Question

In: Accounting

The valuation of plant and equipment to allow for fair market value will be reference to...

The valuation of plant and equipment to allow for fair market value will be reference to IFRS IAS 16. Does the standard differ from GAAP valuation? Do you see this debate getting settled soon? Please take a side and defend your position.

Solutions

Expert Solution

Yes, GAAP and IFRS / IAS differ.

IFRS
Under IFRS property, plant and equipment may be revalued to fair values. All the items in the same class are revalued.

US GAAP
The revaluation of property, plant and equipment is NOT ALLOWED.

This debate may get settled when uniformly IFRS is adopted. But that's not happening anytime soon.
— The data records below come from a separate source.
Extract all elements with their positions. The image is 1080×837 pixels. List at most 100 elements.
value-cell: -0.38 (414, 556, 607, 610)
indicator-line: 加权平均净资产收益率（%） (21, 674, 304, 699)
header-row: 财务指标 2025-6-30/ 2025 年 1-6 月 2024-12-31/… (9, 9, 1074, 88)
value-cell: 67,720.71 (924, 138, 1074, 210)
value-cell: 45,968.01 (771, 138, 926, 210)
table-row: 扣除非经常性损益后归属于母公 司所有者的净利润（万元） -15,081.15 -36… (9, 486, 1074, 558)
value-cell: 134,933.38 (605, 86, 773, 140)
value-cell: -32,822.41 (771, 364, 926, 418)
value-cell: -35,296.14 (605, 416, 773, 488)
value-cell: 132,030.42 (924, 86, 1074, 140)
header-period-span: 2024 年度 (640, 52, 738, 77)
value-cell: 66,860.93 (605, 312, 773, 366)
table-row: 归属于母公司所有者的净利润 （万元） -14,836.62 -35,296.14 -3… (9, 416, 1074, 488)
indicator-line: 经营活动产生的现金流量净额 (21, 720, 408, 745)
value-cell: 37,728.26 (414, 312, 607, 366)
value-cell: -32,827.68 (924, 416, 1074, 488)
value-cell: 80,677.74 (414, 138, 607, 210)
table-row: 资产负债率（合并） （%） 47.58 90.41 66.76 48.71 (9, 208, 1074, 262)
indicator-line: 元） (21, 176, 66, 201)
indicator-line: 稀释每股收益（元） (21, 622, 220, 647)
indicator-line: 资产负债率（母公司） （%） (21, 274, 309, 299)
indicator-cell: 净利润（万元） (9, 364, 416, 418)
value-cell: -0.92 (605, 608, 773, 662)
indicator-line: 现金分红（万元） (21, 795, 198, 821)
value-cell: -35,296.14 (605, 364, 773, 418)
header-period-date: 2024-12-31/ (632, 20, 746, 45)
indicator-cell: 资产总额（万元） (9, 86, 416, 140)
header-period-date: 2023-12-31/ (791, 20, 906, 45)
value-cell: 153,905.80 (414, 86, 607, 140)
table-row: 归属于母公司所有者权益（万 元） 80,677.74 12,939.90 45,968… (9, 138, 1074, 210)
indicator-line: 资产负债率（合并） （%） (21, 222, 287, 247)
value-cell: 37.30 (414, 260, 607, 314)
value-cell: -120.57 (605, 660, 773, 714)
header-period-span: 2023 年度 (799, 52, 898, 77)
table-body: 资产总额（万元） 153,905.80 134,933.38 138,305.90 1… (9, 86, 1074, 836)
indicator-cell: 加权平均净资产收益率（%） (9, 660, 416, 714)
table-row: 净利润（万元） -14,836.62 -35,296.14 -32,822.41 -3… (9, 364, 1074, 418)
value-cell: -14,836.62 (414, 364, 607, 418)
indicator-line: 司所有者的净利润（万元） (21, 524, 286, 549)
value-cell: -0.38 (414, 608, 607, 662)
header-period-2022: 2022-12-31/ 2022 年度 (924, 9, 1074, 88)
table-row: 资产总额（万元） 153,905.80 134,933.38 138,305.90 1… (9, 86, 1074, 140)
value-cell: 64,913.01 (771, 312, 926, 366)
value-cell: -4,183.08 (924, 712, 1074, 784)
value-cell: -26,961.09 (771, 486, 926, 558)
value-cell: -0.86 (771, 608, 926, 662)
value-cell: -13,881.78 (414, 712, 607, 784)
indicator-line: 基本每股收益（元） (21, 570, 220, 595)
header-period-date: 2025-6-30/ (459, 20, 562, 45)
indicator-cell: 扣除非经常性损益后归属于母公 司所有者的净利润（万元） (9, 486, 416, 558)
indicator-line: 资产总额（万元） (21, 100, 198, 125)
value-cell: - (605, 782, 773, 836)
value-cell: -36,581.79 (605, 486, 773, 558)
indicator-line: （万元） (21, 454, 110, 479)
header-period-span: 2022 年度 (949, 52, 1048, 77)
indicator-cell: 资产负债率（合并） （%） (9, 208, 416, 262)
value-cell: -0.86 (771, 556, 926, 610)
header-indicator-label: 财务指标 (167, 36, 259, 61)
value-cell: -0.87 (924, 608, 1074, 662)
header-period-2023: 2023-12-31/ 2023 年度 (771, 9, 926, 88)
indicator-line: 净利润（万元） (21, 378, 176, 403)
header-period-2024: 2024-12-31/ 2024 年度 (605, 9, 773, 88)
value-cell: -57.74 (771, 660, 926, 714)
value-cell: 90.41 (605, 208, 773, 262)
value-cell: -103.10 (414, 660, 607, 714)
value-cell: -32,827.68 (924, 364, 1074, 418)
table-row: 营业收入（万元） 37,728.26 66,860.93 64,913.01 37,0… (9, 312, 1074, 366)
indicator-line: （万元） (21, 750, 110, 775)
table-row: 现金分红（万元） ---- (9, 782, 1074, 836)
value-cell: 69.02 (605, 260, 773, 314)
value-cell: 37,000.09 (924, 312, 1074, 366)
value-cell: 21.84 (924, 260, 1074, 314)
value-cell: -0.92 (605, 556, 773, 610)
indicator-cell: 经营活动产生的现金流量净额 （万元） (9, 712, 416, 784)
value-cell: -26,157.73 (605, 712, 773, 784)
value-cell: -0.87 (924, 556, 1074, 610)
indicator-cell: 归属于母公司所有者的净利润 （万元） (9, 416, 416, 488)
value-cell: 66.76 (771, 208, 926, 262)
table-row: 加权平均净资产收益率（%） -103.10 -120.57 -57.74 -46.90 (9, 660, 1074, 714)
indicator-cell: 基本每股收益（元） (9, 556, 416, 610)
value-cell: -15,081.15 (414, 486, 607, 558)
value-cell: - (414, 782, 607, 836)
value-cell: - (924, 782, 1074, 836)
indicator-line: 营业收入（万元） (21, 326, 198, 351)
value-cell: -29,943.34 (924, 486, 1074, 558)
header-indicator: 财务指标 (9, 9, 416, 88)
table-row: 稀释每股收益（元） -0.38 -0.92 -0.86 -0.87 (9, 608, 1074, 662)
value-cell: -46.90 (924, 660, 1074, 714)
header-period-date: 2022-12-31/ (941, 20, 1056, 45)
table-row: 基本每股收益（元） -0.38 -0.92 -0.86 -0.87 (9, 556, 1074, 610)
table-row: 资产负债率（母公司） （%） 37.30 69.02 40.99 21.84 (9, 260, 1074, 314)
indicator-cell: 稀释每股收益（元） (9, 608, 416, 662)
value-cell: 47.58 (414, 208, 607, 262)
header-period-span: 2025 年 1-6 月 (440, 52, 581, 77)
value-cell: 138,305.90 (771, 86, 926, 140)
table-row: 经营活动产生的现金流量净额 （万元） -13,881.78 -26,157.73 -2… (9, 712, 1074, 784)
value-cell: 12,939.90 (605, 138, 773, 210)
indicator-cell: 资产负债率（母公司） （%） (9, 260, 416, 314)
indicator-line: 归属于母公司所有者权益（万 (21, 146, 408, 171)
In my opinion, the IFRS position is better than the GAAP. For starters, IFRS gives an OPTION to select one of the options. A company may choose not to exercise this option. Also, bringing the assets that a company owns to the CORRECT MARKET VALUE gives a better option to the investors. An investor can evaluate the correct position if the items on the balance sheet are on the correct market value.

Imagine a situation

An investor is evaluating a company for investment. he finds that the book value of the shares is very less and does not invest in it.
Had the company been following IFRS the values would probably be higher. The investor would be able to make proper evaluation.